Interaction with the system malloc

It is usually best not to mix garbage-collected allocation with the system malloc-free. If you do, you need to be careful not to store pointers to the garbage-collected heap in memory allocated with the system malloc.

Other Platforms

On some other platforms it is necessary to call GC_INIT() from the main program, which is presumed to be part of the main executable, not a dynamic library. This can never hurt, and is thus generally good practice.

Threads

For a multithreaded program some more rules apply:

C++

In the case of C++, you need to be especially careful not to store pointers to the garbage-collected heap in areas that are not traced by the collector. The collector includes some alternate interfaces to make that easier.

Debugging

Additional debug checks can be performed by defining GC_DEBUG before including gc.h. Additional options are available if the collector is also built with --enable-gc-debug (--enable-full-debug in some older versions) and all allocations are performed with GC_DEBUG defined.

What if I can't rewrite/recompile my program?
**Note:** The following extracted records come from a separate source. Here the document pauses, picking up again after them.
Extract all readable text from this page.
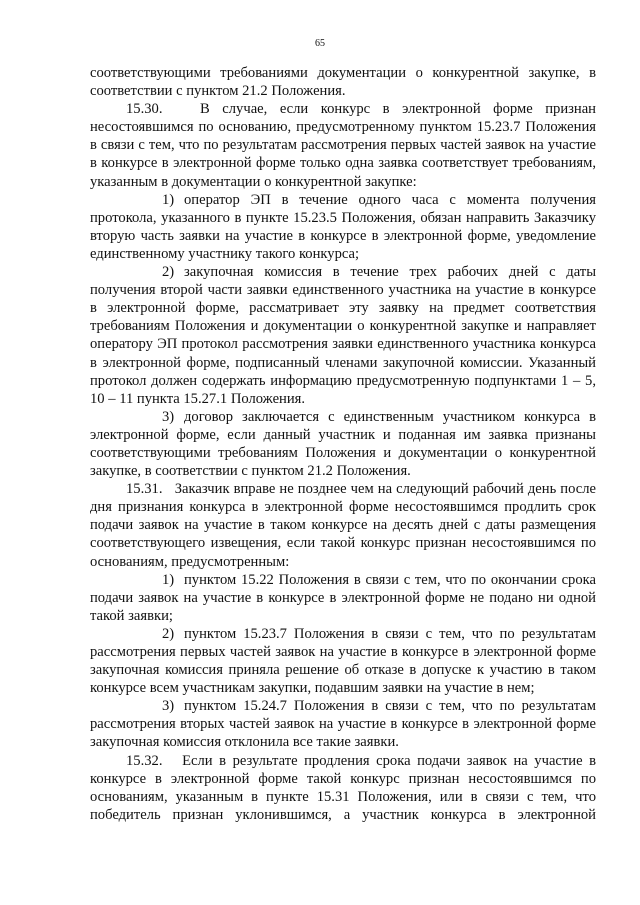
65

соответствующими требованиями документации о конкурентной закупке, в соответствии с пунктом 21.2 Положения.

15.30.	В случае, если конкурс в электронной форме признан несостоявшимся по основанию, предусмотренному пунктом 15.23.7 Положения в связи с тем, что по результатам рассмотрения первых частей заявок на участие в конкурсе в электронной форме только одна заявка соответствует требованиям, указанным в документации о конкурентной закупке:

1) оператор ЭП в течение одного часа с момента получения протокола, указанного в пункте 15.23.5 Положения, обязан направить Заказчику вторую часть заявки на участие в конкурсе в электронной форме, уведомление единственному участнику такого конкурса;

2) закупочная комиссия в течение трех рабочих дней с даты получения второй части заявки единственного участника на участие в конкурсе в электронной форме, рассматривает эту заявку на предмет соответствия требованиям Положения и документации о конкурентной закупке и направляет оператору ЭП протокол рассмотрения заявки единственного участника конкурса в электронной форме, подписанный членами закупочной комиссии. Указанный протокол должен содержать информацию предусмотренную подпунктами 1 – 5, 10 – 11 пункта 15.27.1 Положения.

3) договор заключается с единственным участником конкурса в электронной форме, если данный участник и поданная им заявка признаны соответствующими требованиям Положения и документации о конкурентной закупке, в соответствии с пунктом 21.2 Положения.

15.31. Заказчик вправе не позднее чем на следующий рабочий день после дня признания конкурса в электронной форме несостоявшимся продлить срок подачи заявок на участие в таком конкурсе на десять дней с даты размещения соответствующего извещения, если такой конкурс признан несостоявшимся по основаниям, предусмотренным:

1) пунктом 15.22 Положения в связи с тем, что по окончании срока подачи заявок на участие в конкурсе в электронной форме не подано ни одной такой заявки;

2) пунктом 15.23.7 Положения в связи с тем, что по результатам рассмотрения первых частей заявок на участие в конкурсе в электронной форме закупочная комиссия приняла решение об отказе в допуске к участию в таком конкурсе всем участникам закупки, подавшим заявки на участие в нем;

3) пунктом 15.24.7 Положения в связи с тем, что по результатам рассмотрения вторых частей заявок на участие в конкурсе в электронной форме закупочная комиссия отклонила все такие заявки.

15.32. Если в результате продления срока подачи заявок на участие в конкурсе в электронной форме такой конкурс признан несостоявшимся по основаниям, указанным в пункте 15.31 Положения, или в связи с тем, что победитель признан уклонившимся, а участник конкурса в электронной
You may be able to build the collector with --enable-redirect-malloc and set the LD_PRELOAD environment variable to point to the resulting library, thus replacing the standard malloc with its garbage-collected counterpart. This is rather platform dependent. See the leak detection documentation for some more details.

Compiling and linking

The above application loop.c test program can be compiled and linked with
cc -I/home/xyz/gc/include loop.c /home/xyz/gc/lib/libgc.a -o loop
The -I option directs the compiler to the right include directory. In this case, we list the static library directly on the compile line; the dynamic library could have been used instead, provided we arranged for the dynamic loader to find it, e.g. by setting LD_LIBRARY_PATH.

Threads

On pthread platforms, you will of course also have to link with -lpthread, and compile with any thread-safety options required by your compiler. On some platforms, you may also need to link with -ldl or -lrt. Looking at threadlibs.c in the GC build directory should give you the appropriate list if a plain -lpthread doesn't work.

Running the executable

The executable can of course be run normally, e.g. by typing
./loop
The operation of the collector is affected by a number of environment variables. For example, setting GC_PRINT_STATS produces some GC statistics on stdout. See README.environment in the distribution for details.